1 large onion, chopped

1 cup canned tomatoes

1 (8-ounce) can tomato sauce

1 (6-ounce) can tomato paste

6 ounces uncooked lasagne noodles

3/4 cup cottage cheese

1/4 cup grated Parmesan cheese

1 1/4 teaspoon salt

dash pepper

  1. Sauté ground beef and onion over medium heat.

  2. Add tomatoes, tomato sauce, tomato paste, salt, and pepper.

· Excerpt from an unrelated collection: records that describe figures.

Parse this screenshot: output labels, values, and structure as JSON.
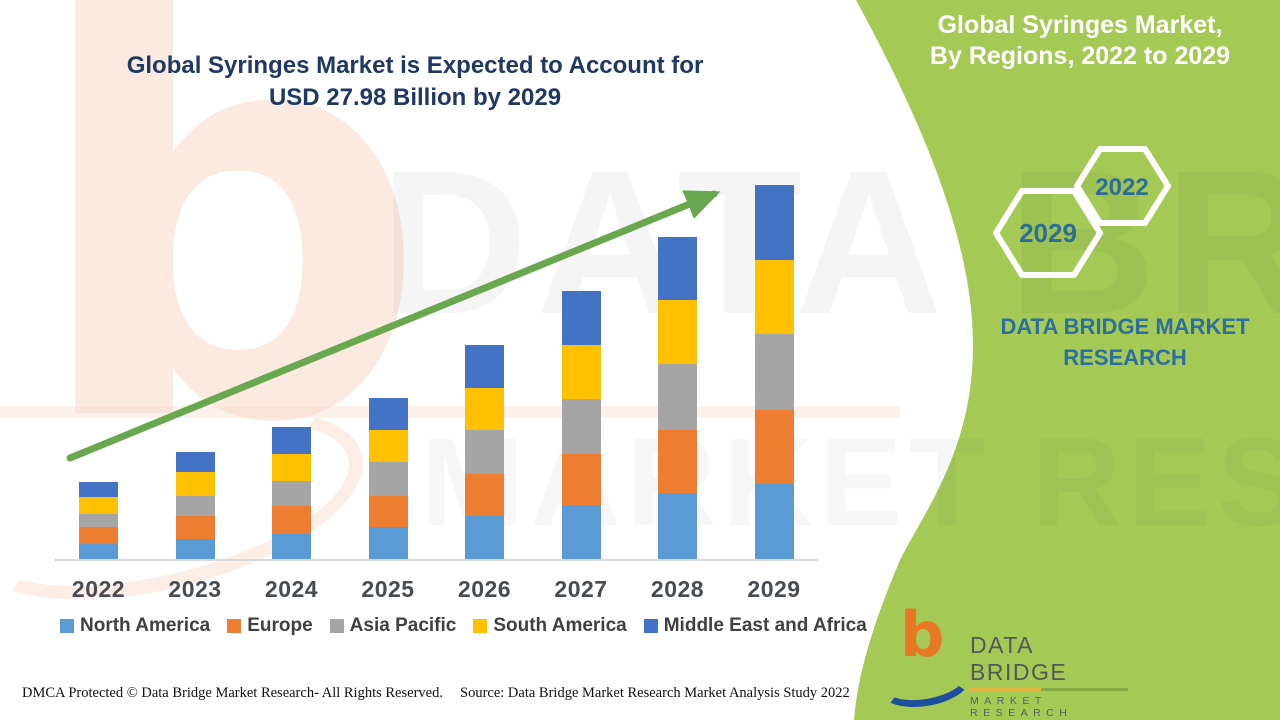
{
  "title": {
    "line1": "Global Syringes Market is Expected to Account for",
    "line2": "USD 27.98 Billion by 2029"
  },
  "side_panel": {
    "heading_line1": "Global Syringes Market,",
    "heading_line2": "By Regions, 2022 to 2029",
    "hexagons": [
      {
        "label": "2029"
      },
      {
        "label": "2022"
      }
    ],
    "brand_text": "DATA BRIDGE MARKET RESEARCH",
    "green_color": "#a4c954",
    "text_color": "#2d6f9f"
  },
  "watermark": {
    "letter": "b",
    "line1": "DATA BRIDGE",
    "line2": "MARKET RESEARCH"
  },
  "chart_data": {
    "type": "bar",
    "stacked": true,
    "unit": "USD Billion",
    "categories": [
      "2022",
      "2023",
      "2024",
      "2025",
      "2026",
      "2027",
      "2028",
      "2029"
    ],
    "series": [
      {
        "name": "North America",
        "color": "#5B9BD5",
        "values": [
          1.1,
          1.5,
          1.9,
          2.4,
          3.2,
          4.0,
          4.9,
          5.6
        ]
      },
      {
        "name": "Europe",
        "color": "#ED7D31",
        "values": [
          1.3,
          1.7,
          2.1,
          2.3,
          3.1,
          3.8,
          4.7,
          5.5
        ]
      },
      {
        "name": "Asia Pacific",
        "color": "#A5A5A5",
        "values": [
          1.0,
          1.5,
          1.9,
          2.5,
          3.3,
          4.1,
          4.9,
          5.7
        ]
      },
      {
        "name": "South America",
        "color": "#FFC000",
        "values": [
          1.3,
          1.8,
          2.0,
          2.4,
          3.1,
          4.0,
          4.8,
          5.5
        ]
      },
      {
        "name": "Middle East and Africa",
        "color": "#4472C4",
        "values": [
          1.1,
          1.5,
          2.0,
          2.4,
          3.2,
          4.0,
          4.7,
          5.6
        ]
      }
    ],
    "totals_estimated": [
      5.8,
      8.0,
      9.9,
      12.0,
      15.9,
      19.9,
      24.0,
      27.98
    ],
    "ylim": [
      0,
      28
    ],
    "gridlines": false,
    "legend_position": "bottom",
    "annotation": "green upward trend arrow from 2022 to 2029"
  },
  "footer": {
    "left": "DMCA Protected © Data Bridge Market Research- All Rights Reserved.",
    "right": "Source: Data Bridge Market Research Market Analysis Study 2022"
  },
  "logo": {
    "letter": "b",
    "name": "DATA BRIDGE",
    "sub": "MARKET RESEARCH"
  }
}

Simmer for 30 minutes.

  3. Grease 9″ square baking dish.

  4. Cover bottom with half of uncooked lasagne noodles.

  5. Spoon 1/3 of meat mixture onto noodles.

  6. Arrange 1/2 of cheese slices over meat, then spread 1/2 of cottage cheese on top.

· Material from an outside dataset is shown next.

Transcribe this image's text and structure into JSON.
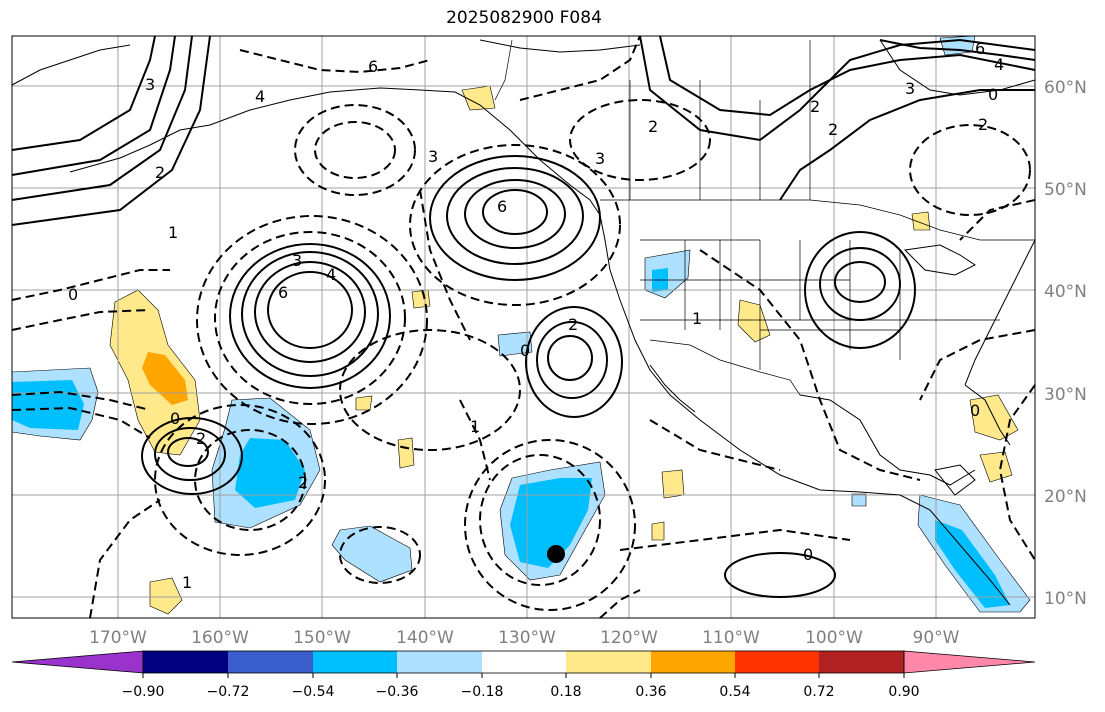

  7. Layer remaining noodles, 1/3 of meat mixture, cheese slices, and cottage cheese.

  8. Top with last of meat mixture, sprinkle with Parmesan cheese.

  9. Put two foil layers over top of casserole, pinching it tightly around edges of dish.

  10. Bake at 325° for 1 hour.

Makes 6 servings.

Spinach Toss

1 package spinach, cleaned

1 can mandarin oranges, chilled and drained

Dressing

1/2 cup sugar

1/4 cup vinegar

1/2 cup lemon juice

2 tablespoons grated onion

1/2 cup salad oil

1 teaspoon salt

1 teaspoon paprika

  1. Shred spinach into large bowl.

  2. Combine ingredients for dressing in covered jar and shake briskly.

  3. Add dressing to spinach and toss until each leaf is coated.

  4. Just before serving, gently toss in mandarin oranges.

Makes 6 servings.

Holiday Punch

1/2 gallon vanilla ice cream

1/2 gallon chilled apple juice

Combine ice cream and apple juice. Mix together with an electric or hand beater until frothy.

Humbug Hash

1 pound milk chocolate

1 cup broken nuts

1 cup raisins

1 cup miniature marshmallows

2 cups rice cereal

  1. Line 8″ x 8″ pan with foil or waxed paper.

  2. Melt chocolate pieces in medium bowl over pan of hot (not boiling) water.

  3. Remove chocolate from heat and carefully stir in remaining ingredients until all are coated.

  4. Press evenly but lightly into foil-lined pan. Cool until hard.

  5. To serve, lift candy out, peel off paper, and cut into squares.